They are in way too many brackets right now.
Can we look at the numbers for the moment?
Texas Tech (14-9) (4-7) RPI 47 SoS 8
Vital signs: 3-6 road/neutral, non-con SoS 58, 2-7 vs. Top 50, 5-8 vs. Top 100
Signature wins: Iowa St, Texas, UALR
Bad losses: @Arkansas is the worst
There are a couple positive things here - no truly bad losses (once you account for home/road, losses at Arkansas and K-State aren't the end of the world). The SoS number is great, but is obviously inflated by the Big 12. Even the non-con SoS is good, and was a large reason TTU spent a lot of time in projected brackets.
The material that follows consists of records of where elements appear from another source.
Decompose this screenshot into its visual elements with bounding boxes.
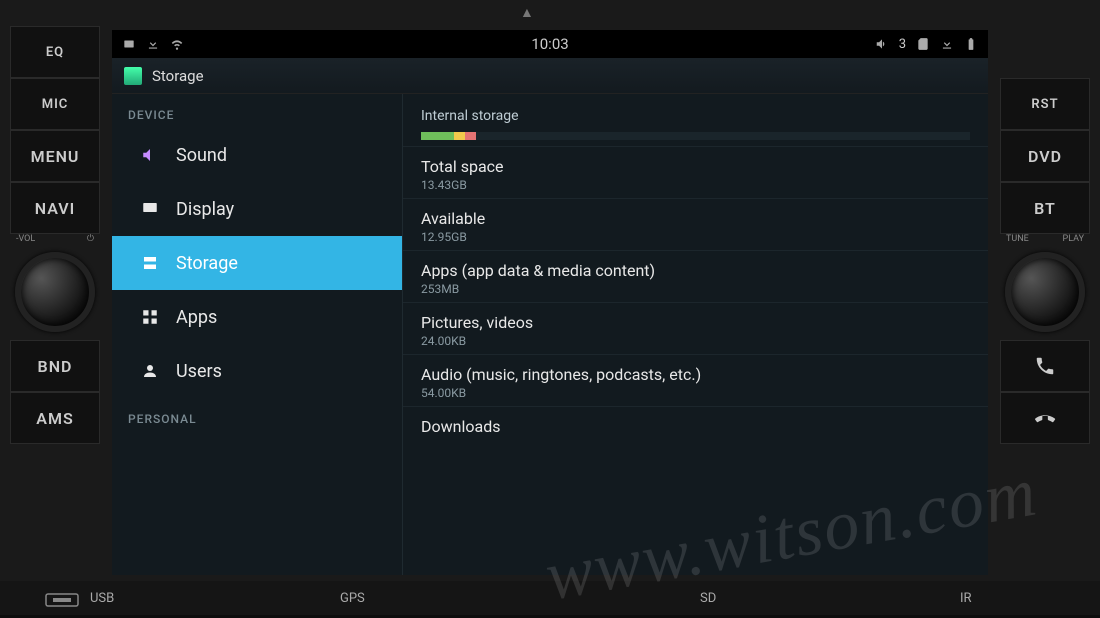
bnd-button[interactable]: BND — [10, 340, 100, 392]
tune-knob-area: TUNE PLAY — [1000, 234, 1090, 340]
settings-icon[interactable] — [124, 67, 142, 85]
sidebar-item-sound[interactable]: Sound — [112, 128, 402, 182]
settings-sidebar: DEVICE Sound Display Storage Apps — [112, 94, 402, 575]
sd-status-icon — [916, 37, 930, 51]
navi-button[interactable]: NAVI — [10, 182, 100, 234]
wifi-icon — [170, 37, 184, 51]
sidebar-item-label: Apps — [176, 307, 217, 328]
apps-icon — [140, 307, 160, 327]
eq-button[interactable]: EQ — [10, 26, 100, 78]
storage-row-audio[interactable]: Audio (music, ringtones, podcasts, etc.)… — [403, 354, 988, 406]
tune-label: TUNE — [1006, 234, 1029, 244]
head-unit: ▲ EQ MIC MENU NAVI -VOL⏻ BND AMS . RST D… — [0, 0, 1100, 615]
section-device: DEVICE — [112, 94, 402, 128]
disc-slot-strip: ▲ — [0, 0, 1100, 26]
usage-seg-audio — [465, 132, 476, 140]
storage-row-available[interactable]: Available 12.95GB — [403, 198, 988, 250]
page-title: Storage — [152, 67, 204, 85]
phone-hangup-icon — [1034, 407, 1056, 429]
storage-row-total[interactable]: Total space 13.43GB — [403, 146, 988, 198]
phone-icon — [1034, 355, 1056, 377]
settings-titlebar: Storage — [112, 58, 988, 94]
dvd-button[interactable]: DVD — [1000, 130, 1090, 182]
mic-button[interactable]: MIC — [10, 78, 100, 130]
sidebar-item-apps[interactable]: Apps — [112, 290, 402, 344]
phone-pickup-button[interactable] — [1000, 340, 1090, 392]
tune-knob[interactable] — [1005, 252, 1085, 332]
sidebar-item-label: Display — [176, 199, 234, 220]
usage-seg-apps — [421, 132, 454, 140]
download-icon — [146, 37, 160, 51]
sound-icon — [140, 145, 160, 165]
memory-icon — [122, 37, 136, 51]
vol-minus-label: -VOL — [16, 234, 35, 244]
download-status-icon — [940, 37, 954, 51]
usage-seg-pics — [454, 132, 465, 140]
sidebar-item-label: Storage — [176, 253, 238, 274]
phone-hangup-button[interactable] — [1000, 392, 1090, 444]
volume-knob[interactable] — [15, 252, 95, 332]
display-icon — [140, 199, 160, 219]
storage-usage-bar — [421, 132, 970, 140]
volume-level: 3 — [899, 37, 906, 52]
battery-icon — [964, 37, 978, 51]
sidebar-item-label: Users — [176, 361, 222, 382]
users-icon — [140, 361, 160, 381]
hw-right-column: . RST DVD BT TUNEPLAY — [1000, 26, 1090, 444]
status-time: 10:03 — [531, 35, 568, 53]
section-personal: PERSONAL — [112, 398, 402, 432]
volume-knob-area: -VOL ⏻ — [10, 234, 100, 340]
menu-button[interactable]: MENU — [10, 130, 100, 182]
storage-panel: Internal storage Total space 13.43GB Ava… — [402, 94, 988, 575]
sidebar-item-display[interactable]: Display — [112, 182, 402, 236]
storage-icon — [140, 253, 160, 273]
bottom-hw-strip: USB GPS SD IR — [0, 581, 1100, 615]
touchscreen: 10:03 3 Storage DEVICE Sound — [112, 30, 988, 575]
bt-button[interactable]: BT — [1000, 182, 1090, 234]
sidebar-item-label: Sound — [176, 145, 227, 166]
settings-panes: DEVICE Sound Display Storage Apps — [112, 94, 988, 575]
hw-left-column: EQ MIC MENU NAVI -VOL ⏻ BND AMS — [10, 26, 100, 444]
status-bar: 10:03 3 — [112, 30, 988, 58]
internal-storage-header: Internal storage — [403, 94, 988, 132]
volume-icon[interactable] — [875, 37, 889, 51]
storage-row-downloads[interactable]: Downloads — [403, 406, 988, 444]
power-icon: ⏻ — [87, 234, 94, 244]
usb-label: USB — [90, 591, 114, 606]
eject-icon: ▲ — [520, 4, 534, 21]
sidebar-item-storage[interactable]: Storage — [112, 236, 402, 290]
storage-row-pictures[interactable]: Pictures, videos 24.00KB — [403, 302, 988, 354]
ams-button[interactable]: AMS — [10, 392, 100, 444]
sidebar-item-users[interactable]: Users — [112, 344, 402, 398]
ir-label: IR — [960, 591, 972, 606]
rst-button[interactable]: RST — [1000, 78, 1090, 130]
sd-label: SD — [700, 591, 716, 606]
gps-label: GPS — [340, 591, 365, 606]
usb-port-icon — [45, 591, 79, 609]
storage-row-apps[interactable]: Apps (app data & media content) 253MB — [403, 250, 988, 302]
play-label: PLAY — [1063, 234, 1084, 244]
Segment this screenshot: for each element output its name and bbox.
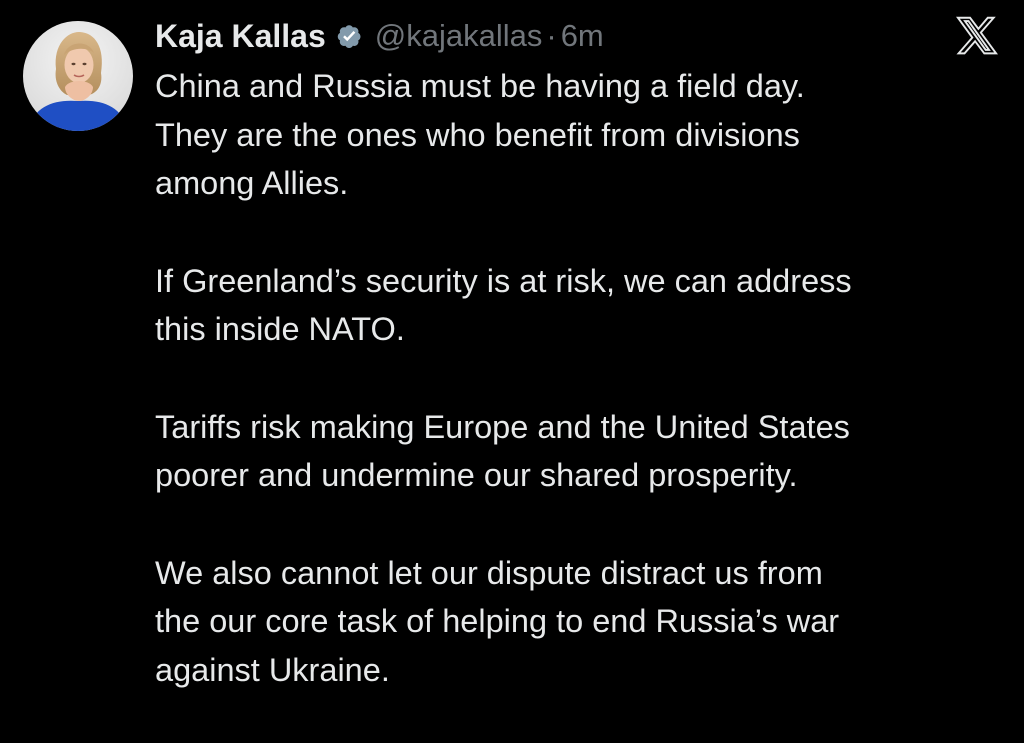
tweet-paragraph-3: Tariffs risk making Europe and the Unite… xyxy=(155,403,1005,500)
text-line: against Ukraine. xyxy=(155,651,390,688)
tweet-paragraph-1: China and Russia must be having a field … xyxy=(155,62,1005,208)
author-display-name[interactable]: Kaja Kallas xyxy=(155,18,326,55)
tweet-paragraph-2: If Greenland’s security is at risk, we c… xyxy=(155,257,1005,354)
tweet-text: China and Russia must be having a field … xyxy=(155,62,1005,743)
verified-badge-icon xyxy=(335,21,365,51)
text-line: If Greenland’s security is at risk, we c… xyxy=(155,262,852,299)
avatar[interactable] xyxy=(23,21,133,131)
text-line: this inside NATO. xyxy=(155,311,405,347)
tweet-card: Kaja Kallas @kajakallas · 6m China and R… xyxy=(0,0,1024,716)
text-line: poorer and undermine our shared prosperi… xyxy=(155,457,798,493)
text-line: among Allies. xyxy=(155,165,349,201)
x-logo-icon[interactable] xyxy=(955,16,999,56)
text-line: the our core task of helping to end Russ… xyxy=(155,603,840,639)
header-separator: · xyxy=(546,18,557,53)
text-line: We also cannot let our dispute distract … xyxy=(155,554,823,591)
text-line: China and Russia must be having a field … xyxy=(155,68,805,104)
text-line: Tariffs risk making Europe and the Unite… xyxy=(155,408,850,445)
tweet-paragraph-4: We also cannot let our dispute distract … xyxy=(155,549,1005,695)
author-handle[interactable]: @kajakallas xyxy=(375,18,543,54)
tweet-header: Kaja Kallas @kajakallas · 6m xyxy=(155,14,604,58)
tweet-timestamp[interactable]: 6m xyxy=(561,18,604,54)
text-line: They are the ones who benefit from divis… xyxy=(155,116,800,153)
avatar-photo xyxy=(23,21,133,131)
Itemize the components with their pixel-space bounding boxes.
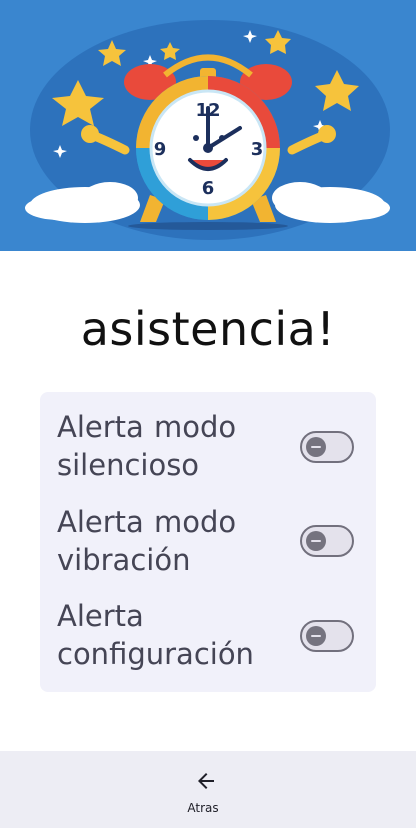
clock-number-6: 6	[202, 178, 215, 199]
setting-row-configuration: Alerta configuración	[40, 581, 376, 675]
toggle-off-knob-icon	[306, 437, 326, 457]
back-button[interactable]: Atras	[168, 751, 248, 828]
header-illustration: 12 3 6 9	[0, 0, 416, 251]
setting-row-silent-mode: Alerta modo silencioso	[40, 392, 376, 486]
app-screen: 12 3 6 9 asistencia! Alerta modo silenci…	[0, 0, 416, 828]
setting-label-configuration: Alerta configuración	[57, 599, 254, 671]
silent-mode-toggle[interactable]	[300, 431, 354, 463]
page-title: asistencia!	[80, 302, 336, 356]
back-button-label: Atras	[187, 801, 219, 815]
alerts-settings-card: Alerta modo silencioso Alerta modo vibra…	[40, 392, 376, 692]
setting-label-vibration-mode: Alerta modo vibración	[57, 505, 237, 577]
clock-number-3: 3	[251, 139, 264, 160]
bottom-navigation-bar: Atras	[0, 751, 416, 828]
arrow-left-icon	[198, 773, 214, 789]
alarm-clock-illustration: 12 3 6 9	[0, 0, 416, 251]
clock-number-9: 9	[154, 139, 167, 160]
setting-label-silent-mode: Alerta modo silencioso	[57, 410, 237, 482]
configuration-toggle[interactable]	[300, 620, 354, 652]
toggle-off-knob-icon	[306, 626, 326, 646]
vibration-mode-toggle[interactable]	[300, 525, 354, 557]
setting-row-vibration-mode: Alerta modo vibración	[40, 487, 376, 581]
toggle-off-knob-icon	[306, 531, 326, 551]
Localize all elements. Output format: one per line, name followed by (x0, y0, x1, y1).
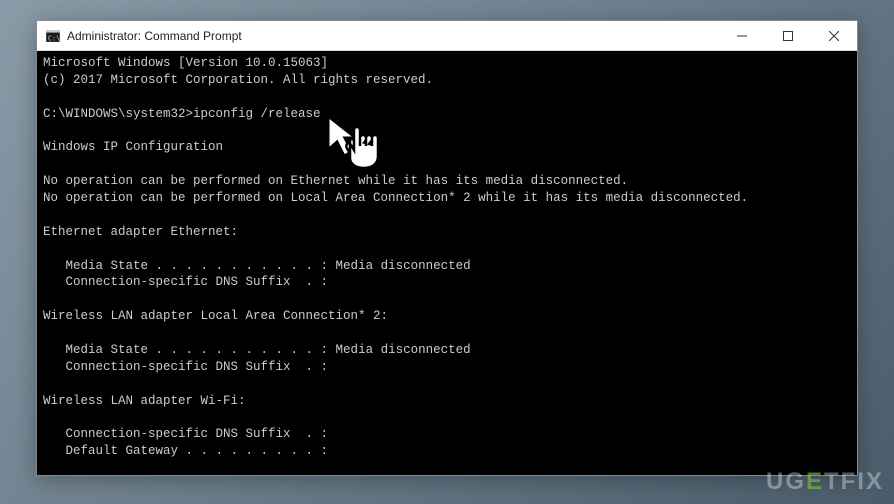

But let's look at it more closely. Teams on their non-con schedule:
neutral site (multi-team tournament): Utah, Mississippi St, Minnesota
road: Arkansas
home: South Dakota St, UALR, Richmond, Hawaii, Sam Houston St, High Point, UT-Martin, Arkansas-Pine Bluff
It's pretty obvious to see what happened. SDSU and UALR have rolled out to big-time records. Hawaii is one of the 2 contenders in the Big West, Sam Houston St is a contender in the Southland, HPU is a contender in the Big South. Essentially, they picked the perfect mid-majors. They have great records, which lead to inflated SoS numbers. Texas Tech has one of the most fraudulent SoSs I can ever remember. Their non-con SoS is really about 150 in strength, but is 50 based on the numbers because of inflation (because of teams like UALR and Hawaii rolling their conferences). Plus, the opponent SoS factor is in great shape because they lucked out and played 3 power conference teams in their neutral site tournament. Also, the SoS number fails to consider there's only one true road game on the schedule - that they were forced to take because of the Big 12/SEC challenge. The committee hates teams who avoid the road - this is that team.
If you remove the SoS from profile consideration, all they have is wins over two sure tourney teams at home (ISU and Texas), and a third over a bubble team in UALR. Everything else is miserable. And Iowa St just happened. Now, if they get some more wins, sure we'll talk. But come on. Don't just blindly look at the SoS numbers and assume everything's great.
Kansas St (14-10) (3-8) RPI 59 SoS 9
Vital signs: 3-7 road/neutral, non-con SoS 118, 2-10 vs. Top 50, 4-10 vs. Top 100
Signature wins: Oklahoma, @Georgia, Texas Tech
Bad losses: none
Again, a couple positives here. The worst loss is home to Baylor. That's really good. Bad loss avoidance does mean something, and K-State is the best in the country at it. They have played 11 games against the top 25.
But won just one of them.
This case is simpler than Tech's. They have played 11 games against surefire tournament teams, and have beaten exactly one (Oklahoma). Every other metric is fair to poor. The committee has shown they'll reward good SoS numbers, but you do have to show you can at least win once in a awhile. One overall win isn't enough. @Georgia and Ole Miss are the next best wins. That's simply not good enough. Period.
Let's compare these two to other marginal power conference teams:
Georgetown - is 5-6 on the road/neutral, so better, with a good non-con SoS and a win at Xavier
Wisconsin - is 4-4 on the road/neutral, and beat Michigan St, N-VCU, and @Syracuse among others
Alabama - 5-6 road/neutral, beat A&M, S Carolina, N-Notre Dame and Wichita
UCLA - poor road/neutral, but at least beat Kentucky, Arizona, @Gonzaga
Clemson - poor road/neutral, but a bevy of signature wins, too many to list
And I could go on and on. Comparing TTU and KSU to other bubble teams, they have less quality wins despite getting as many or more chances for quality wins. It's that simple.
Please, I beg of all of you. Stop looking at just the RPI and assume these teams are fine. Please. Be sensible. Now, either of these teams can still play their way in - heck, the Big 12 provides signature win chances everywhere. Let's just wait for them to pile up before putting them in. One isn't enough.